While the materials and scale were new to her, developing intricate, mesmerizing patterns is van Halem’s calling card. So it seems a natural progression that the Amsterdam-based designer has found herself fielding more and more requests from developers and architects wanting to apply her wizardry to building features.

After graduating from Gerrit Rietveld Academy in 2003, van Halem went to work designing books and reports, while her personal sketchbook became her passion. It grew thick with drawings of letters and patterns, which she first published in endpapers. Soon, book publishers were asking specifically for her endpapers, and then clients came to her solely for her idiosyncratic patterns, with repetitive layers and barely recognizable lettering bordering on the psychedelic. Her posters and monographs have been shown in exhibits and collected by museums.

The designer’s trippiest work is likely the full complement of images she creates for Lowlands, a Dutch music festival, where she’s been head designer since 2017. She works with coders and animators to produce the event’s hallucinogenic body of work.
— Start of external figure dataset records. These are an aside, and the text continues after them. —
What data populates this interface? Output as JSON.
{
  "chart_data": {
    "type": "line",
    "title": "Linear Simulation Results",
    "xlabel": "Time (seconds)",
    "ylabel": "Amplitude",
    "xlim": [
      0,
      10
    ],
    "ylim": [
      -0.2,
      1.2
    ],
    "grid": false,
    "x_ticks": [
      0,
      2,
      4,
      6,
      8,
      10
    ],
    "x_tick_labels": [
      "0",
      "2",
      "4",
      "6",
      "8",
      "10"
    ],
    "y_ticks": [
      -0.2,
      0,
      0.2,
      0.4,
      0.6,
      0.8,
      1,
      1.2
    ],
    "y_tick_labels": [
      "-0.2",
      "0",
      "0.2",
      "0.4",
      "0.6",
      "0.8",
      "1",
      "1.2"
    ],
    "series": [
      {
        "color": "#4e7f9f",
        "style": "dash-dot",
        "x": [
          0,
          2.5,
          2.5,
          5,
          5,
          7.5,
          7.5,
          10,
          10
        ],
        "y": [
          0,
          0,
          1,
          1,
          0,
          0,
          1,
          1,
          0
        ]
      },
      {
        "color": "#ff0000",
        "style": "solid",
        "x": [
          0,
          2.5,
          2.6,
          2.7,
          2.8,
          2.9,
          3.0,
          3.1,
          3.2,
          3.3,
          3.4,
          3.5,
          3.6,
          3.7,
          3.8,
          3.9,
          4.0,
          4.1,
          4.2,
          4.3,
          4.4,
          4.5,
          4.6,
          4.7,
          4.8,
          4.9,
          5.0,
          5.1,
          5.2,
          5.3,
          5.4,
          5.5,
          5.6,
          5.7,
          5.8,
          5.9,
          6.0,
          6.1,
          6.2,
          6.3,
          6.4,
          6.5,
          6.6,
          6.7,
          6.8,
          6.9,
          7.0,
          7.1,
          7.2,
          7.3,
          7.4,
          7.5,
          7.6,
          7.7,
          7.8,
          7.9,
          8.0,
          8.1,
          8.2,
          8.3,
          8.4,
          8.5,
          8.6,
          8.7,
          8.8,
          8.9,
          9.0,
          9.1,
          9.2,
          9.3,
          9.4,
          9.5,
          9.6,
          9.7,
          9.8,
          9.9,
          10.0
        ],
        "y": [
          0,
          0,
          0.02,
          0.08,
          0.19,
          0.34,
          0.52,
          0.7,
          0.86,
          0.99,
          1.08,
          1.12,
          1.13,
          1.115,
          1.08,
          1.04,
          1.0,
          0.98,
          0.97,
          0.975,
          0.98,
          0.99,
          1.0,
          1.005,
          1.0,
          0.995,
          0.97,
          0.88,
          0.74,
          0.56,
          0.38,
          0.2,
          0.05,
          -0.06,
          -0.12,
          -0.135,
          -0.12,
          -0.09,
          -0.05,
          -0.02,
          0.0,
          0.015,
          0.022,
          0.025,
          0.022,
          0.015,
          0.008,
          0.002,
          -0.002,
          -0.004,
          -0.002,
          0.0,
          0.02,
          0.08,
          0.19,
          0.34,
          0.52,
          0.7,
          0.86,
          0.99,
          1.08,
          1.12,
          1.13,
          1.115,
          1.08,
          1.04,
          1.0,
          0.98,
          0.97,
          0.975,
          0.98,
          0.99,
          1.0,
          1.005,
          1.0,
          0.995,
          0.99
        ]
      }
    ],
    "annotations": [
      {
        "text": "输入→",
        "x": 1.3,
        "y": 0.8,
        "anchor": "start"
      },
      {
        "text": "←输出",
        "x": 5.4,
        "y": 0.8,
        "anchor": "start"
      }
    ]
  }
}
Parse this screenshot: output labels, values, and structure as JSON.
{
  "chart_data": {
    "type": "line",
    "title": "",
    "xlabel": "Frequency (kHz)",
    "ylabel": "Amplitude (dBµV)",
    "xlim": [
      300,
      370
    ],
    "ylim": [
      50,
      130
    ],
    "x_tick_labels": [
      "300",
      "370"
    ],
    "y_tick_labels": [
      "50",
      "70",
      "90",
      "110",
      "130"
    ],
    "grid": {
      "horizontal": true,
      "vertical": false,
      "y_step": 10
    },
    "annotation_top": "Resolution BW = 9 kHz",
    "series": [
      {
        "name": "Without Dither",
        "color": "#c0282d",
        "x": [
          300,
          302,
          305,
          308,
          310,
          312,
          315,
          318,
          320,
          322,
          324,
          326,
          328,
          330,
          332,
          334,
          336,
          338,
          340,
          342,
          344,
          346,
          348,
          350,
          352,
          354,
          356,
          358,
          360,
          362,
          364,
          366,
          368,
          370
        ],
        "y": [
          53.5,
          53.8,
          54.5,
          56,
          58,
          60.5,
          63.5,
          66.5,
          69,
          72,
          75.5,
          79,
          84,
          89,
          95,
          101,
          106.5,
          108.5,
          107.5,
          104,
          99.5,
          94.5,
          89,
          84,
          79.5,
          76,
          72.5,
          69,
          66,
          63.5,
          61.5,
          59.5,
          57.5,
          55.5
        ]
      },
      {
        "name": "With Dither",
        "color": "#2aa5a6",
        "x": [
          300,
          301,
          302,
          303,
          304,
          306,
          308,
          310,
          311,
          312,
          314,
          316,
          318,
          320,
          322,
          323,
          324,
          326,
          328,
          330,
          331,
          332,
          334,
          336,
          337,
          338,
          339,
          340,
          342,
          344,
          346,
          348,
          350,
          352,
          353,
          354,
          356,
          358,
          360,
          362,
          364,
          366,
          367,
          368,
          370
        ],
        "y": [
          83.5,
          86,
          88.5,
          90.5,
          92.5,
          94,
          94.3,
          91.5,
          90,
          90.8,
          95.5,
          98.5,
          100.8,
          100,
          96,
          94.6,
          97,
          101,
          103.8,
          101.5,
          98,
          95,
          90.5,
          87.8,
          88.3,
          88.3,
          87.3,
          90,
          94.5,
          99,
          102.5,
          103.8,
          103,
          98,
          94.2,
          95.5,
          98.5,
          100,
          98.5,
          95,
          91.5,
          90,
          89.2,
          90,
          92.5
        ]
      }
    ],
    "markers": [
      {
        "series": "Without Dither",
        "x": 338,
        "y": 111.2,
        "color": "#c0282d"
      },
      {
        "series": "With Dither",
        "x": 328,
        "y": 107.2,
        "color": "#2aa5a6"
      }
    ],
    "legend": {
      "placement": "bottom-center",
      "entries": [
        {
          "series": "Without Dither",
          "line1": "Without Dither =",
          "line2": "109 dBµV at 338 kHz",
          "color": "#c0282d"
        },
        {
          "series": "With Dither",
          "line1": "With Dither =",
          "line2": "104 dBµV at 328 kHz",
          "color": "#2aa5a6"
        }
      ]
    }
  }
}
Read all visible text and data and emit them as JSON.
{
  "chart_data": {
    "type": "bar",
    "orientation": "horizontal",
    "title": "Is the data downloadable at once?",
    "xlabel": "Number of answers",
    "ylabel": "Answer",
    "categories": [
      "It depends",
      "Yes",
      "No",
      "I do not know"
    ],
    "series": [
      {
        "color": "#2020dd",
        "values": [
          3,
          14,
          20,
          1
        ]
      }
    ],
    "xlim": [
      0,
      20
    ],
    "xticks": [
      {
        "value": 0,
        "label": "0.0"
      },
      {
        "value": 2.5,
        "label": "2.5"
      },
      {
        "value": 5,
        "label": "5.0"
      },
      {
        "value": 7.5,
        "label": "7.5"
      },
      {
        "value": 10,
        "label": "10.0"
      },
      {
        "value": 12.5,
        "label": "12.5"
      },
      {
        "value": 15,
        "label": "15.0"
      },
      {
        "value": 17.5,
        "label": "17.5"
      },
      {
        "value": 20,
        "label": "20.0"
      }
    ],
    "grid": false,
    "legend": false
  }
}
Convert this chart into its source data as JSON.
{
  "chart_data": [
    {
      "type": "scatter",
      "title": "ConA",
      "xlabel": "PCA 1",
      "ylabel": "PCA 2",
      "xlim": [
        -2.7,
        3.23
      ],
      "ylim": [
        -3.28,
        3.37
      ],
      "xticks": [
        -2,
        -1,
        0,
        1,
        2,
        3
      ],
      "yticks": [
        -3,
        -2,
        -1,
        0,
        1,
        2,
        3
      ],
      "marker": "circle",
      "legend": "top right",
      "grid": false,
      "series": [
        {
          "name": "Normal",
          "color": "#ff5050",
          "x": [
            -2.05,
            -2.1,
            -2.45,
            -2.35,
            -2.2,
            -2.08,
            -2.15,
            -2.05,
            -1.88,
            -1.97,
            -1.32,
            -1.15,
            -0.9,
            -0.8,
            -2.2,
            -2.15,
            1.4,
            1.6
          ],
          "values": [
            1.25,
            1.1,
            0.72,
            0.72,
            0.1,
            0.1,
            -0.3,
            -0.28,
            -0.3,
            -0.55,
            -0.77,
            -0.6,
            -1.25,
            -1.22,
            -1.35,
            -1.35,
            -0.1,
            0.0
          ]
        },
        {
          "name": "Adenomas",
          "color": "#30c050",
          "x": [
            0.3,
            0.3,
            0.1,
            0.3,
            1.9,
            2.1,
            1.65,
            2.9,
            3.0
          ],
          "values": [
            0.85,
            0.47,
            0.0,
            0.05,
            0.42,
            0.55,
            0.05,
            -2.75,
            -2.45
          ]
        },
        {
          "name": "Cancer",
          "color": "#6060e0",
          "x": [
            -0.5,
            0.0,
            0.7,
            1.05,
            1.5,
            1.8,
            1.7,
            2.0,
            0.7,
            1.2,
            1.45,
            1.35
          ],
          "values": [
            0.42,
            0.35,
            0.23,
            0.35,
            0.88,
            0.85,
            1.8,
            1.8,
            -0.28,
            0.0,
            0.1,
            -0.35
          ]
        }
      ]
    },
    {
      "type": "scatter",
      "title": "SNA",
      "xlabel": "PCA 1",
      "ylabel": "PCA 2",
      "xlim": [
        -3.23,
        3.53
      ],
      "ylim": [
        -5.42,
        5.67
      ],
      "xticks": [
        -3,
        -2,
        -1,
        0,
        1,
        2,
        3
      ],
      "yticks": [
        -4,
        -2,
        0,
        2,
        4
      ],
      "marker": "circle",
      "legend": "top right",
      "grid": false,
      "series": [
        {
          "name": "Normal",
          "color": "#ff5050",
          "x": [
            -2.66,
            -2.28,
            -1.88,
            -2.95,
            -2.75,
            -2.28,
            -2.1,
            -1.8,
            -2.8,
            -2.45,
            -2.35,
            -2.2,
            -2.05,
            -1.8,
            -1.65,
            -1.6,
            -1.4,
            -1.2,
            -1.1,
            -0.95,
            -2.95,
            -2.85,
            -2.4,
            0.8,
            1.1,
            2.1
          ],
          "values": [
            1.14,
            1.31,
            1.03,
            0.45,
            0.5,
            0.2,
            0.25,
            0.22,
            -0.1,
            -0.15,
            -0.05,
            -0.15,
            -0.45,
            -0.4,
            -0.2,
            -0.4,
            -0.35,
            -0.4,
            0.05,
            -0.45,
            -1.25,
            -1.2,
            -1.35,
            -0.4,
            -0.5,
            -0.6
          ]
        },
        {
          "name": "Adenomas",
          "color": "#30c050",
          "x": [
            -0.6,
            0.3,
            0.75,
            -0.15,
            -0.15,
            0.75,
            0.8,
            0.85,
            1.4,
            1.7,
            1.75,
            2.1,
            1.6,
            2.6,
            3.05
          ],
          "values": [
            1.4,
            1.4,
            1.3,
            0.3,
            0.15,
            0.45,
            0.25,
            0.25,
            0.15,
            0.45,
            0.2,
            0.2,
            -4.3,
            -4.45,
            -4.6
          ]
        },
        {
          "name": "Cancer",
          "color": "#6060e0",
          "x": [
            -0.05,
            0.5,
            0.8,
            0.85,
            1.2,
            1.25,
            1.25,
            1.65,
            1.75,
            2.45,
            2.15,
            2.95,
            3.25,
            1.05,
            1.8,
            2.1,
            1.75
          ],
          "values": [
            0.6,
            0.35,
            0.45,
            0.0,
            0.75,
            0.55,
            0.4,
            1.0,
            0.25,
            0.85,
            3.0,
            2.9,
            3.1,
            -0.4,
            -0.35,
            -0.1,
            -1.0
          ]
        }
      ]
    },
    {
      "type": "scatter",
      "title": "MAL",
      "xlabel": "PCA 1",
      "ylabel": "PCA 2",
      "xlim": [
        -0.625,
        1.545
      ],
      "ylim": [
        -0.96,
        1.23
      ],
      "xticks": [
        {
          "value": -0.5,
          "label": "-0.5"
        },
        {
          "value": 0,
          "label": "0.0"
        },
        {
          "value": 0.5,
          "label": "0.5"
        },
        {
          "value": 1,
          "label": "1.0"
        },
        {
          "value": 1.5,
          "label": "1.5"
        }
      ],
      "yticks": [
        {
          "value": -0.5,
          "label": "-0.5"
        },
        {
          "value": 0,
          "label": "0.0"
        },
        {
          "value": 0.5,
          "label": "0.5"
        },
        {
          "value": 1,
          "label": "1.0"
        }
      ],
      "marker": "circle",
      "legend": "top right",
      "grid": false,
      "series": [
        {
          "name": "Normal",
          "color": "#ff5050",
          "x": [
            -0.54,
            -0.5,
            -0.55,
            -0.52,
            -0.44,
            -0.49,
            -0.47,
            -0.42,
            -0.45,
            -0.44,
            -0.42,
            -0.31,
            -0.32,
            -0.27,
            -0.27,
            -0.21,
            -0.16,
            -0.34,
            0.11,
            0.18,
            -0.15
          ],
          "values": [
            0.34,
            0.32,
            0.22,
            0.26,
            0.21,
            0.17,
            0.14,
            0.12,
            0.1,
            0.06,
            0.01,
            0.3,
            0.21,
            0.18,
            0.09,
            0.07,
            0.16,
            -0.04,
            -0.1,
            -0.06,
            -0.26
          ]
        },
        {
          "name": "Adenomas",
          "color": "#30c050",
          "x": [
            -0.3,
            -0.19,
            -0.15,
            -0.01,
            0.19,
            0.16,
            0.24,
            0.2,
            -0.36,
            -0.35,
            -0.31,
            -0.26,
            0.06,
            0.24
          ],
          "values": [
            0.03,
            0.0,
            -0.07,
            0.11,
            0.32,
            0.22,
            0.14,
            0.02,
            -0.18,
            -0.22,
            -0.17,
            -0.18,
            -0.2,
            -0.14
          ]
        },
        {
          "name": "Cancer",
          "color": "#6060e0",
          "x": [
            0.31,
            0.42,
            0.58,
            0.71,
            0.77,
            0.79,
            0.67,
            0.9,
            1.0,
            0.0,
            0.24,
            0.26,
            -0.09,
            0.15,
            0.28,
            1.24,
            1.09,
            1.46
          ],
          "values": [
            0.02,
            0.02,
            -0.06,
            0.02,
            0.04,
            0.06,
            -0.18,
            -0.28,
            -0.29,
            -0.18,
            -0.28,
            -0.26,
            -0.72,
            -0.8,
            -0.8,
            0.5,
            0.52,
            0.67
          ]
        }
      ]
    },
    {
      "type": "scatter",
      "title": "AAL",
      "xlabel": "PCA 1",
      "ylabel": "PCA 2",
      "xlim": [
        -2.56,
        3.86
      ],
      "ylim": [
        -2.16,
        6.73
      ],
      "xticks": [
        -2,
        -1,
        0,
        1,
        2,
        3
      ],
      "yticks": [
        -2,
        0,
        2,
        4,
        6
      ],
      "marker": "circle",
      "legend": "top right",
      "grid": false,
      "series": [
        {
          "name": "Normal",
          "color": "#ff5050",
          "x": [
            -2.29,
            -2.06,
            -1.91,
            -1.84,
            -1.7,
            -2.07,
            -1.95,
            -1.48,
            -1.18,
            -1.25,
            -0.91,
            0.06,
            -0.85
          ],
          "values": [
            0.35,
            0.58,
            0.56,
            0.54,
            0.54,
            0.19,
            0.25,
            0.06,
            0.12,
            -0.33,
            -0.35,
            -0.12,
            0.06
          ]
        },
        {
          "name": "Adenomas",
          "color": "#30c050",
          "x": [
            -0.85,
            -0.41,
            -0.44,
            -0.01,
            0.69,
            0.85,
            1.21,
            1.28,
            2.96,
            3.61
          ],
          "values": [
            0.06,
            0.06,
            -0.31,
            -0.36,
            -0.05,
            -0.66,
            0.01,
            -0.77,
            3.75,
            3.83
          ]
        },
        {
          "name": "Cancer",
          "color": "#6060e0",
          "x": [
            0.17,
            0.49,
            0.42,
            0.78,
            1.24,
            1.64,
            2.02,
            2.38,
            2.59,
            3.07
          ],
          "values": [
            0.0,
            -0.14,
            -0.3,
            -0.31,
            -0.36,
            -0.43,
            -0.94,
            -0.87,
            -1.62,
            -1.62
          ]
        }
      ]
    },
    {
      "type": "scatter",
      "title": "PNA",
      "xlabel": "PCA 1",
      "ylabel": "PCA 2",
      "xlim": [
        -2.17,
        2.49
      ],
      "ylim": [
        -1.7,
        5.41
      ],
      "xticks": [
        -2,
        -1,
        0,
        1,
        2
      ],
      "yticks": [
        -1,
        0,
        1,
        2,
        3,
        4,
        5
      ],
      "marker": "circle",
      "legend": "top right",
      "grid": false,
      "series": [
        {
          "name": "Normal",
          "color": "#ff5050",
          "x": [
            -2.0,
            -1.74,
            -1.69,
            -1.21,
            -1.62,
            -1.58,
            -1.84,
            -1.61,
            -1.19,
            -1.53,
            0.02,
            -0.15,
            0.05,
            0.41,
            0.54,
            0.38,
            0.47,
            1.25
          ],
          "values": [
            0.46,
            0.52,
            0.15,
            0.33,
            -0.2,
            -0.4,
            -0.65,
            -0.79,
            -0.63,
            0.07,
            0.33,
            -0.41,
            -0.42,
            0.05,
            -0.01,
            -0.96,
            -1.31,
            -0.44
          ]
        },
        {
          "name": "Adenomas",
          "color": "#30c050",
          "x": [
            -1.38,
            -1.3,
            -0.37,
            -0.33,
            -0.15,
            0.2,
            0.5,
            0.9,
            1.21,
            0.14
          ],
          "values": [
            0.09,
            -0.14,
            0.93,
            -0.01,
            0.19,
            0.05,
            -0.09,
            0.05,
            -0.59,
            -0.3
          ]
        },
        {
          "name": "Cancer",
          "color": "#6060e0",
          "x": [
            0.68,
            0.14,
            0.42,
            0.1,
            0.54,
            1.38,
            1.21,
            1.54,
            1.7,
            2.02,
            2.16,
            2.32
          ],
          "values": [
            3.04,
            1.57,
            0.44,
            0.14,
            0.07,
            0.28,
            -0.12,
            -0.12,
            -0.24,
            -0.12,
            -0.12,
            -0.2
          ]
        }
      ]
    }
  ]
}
Van Halem, a frequent speaker on the graphic design circuit, also made a recent splash with “Wind,” an optical-illusion typeface with layers that can be overlaid to create hypnotic patterns and with variable fonts capable of a 360-degree rotation.

Van Halem’s most recently completed architectural projects include a 190-foot-long perforated steel screen fence at Amsterdam’s Schiphol Airport, which floridly spells out “SmartGate” within a decorative pattern, and a nearly quarter-mile-long (1,148 feet) text monument to honor a historic Jewish area of Amsterdam. The latter, which runs along Tugelaweg, a residential street on the east of the city, relies on laser-cut reliefs resembling balusters to spell out a poem by K. Michel. The words unfurl elegantly alongside a weathering steel retaining wall next to a walking path.

She also has designed a swirling-tile pattern for a portion of the nave at Bonifatius Church in Zaandam, Netherlands; a decorative pattern of bricks along a pedestrian and driveway roadway at Pieter Baan Center, a psychiatric facility in Utrecht, Netherlands; and is working toward a final design for an exterior door as part of an addition to the historic Lakenhal (“Cloth Hall”) in Leiden, Netherlands, using repetitive shapes stamped in embossed steel.

Comparing the creative processes of her graphic and architectural projects, van Halem says the origins aren’t so different.

“If you look in my computer files, you’ll find many similarities in how things are working, but the technical material makes it completely different,” she says. “My patterns aren’t so much about drawing or an impression but about making a line and calculating it into 100 lines or making them thicker. I start with an element and have it grow in a certain way. It’s all based on a technical curiosity. At the end I have almost a recipe, and then I can rebuild the system.”

Van Halem’s current architecture project, still in the design phase, is her most ambitious, as she designs motifs in the main entryways of two four-story affordable housing developments by housing corporation Ymere in Amsterdam. Tasked with the goal of giving residents “the feeling of coming home” before entering their own apartments, she took inspiration from 20th-century Amsterdam rowhouses with stoops adorned with tiles, akin to ceramic doormats and wallpaper. Her vision calls for vibrant tile patterns in the entryway and perhaps beyond to mimic that mood.

However van Halem designs it, she expects the unexpected when translating her ideas from paper and computer to buildings.

“What’s super interesting to me is that, because I’m working with different materials and the scale is larger, the outcome always feels surprising.”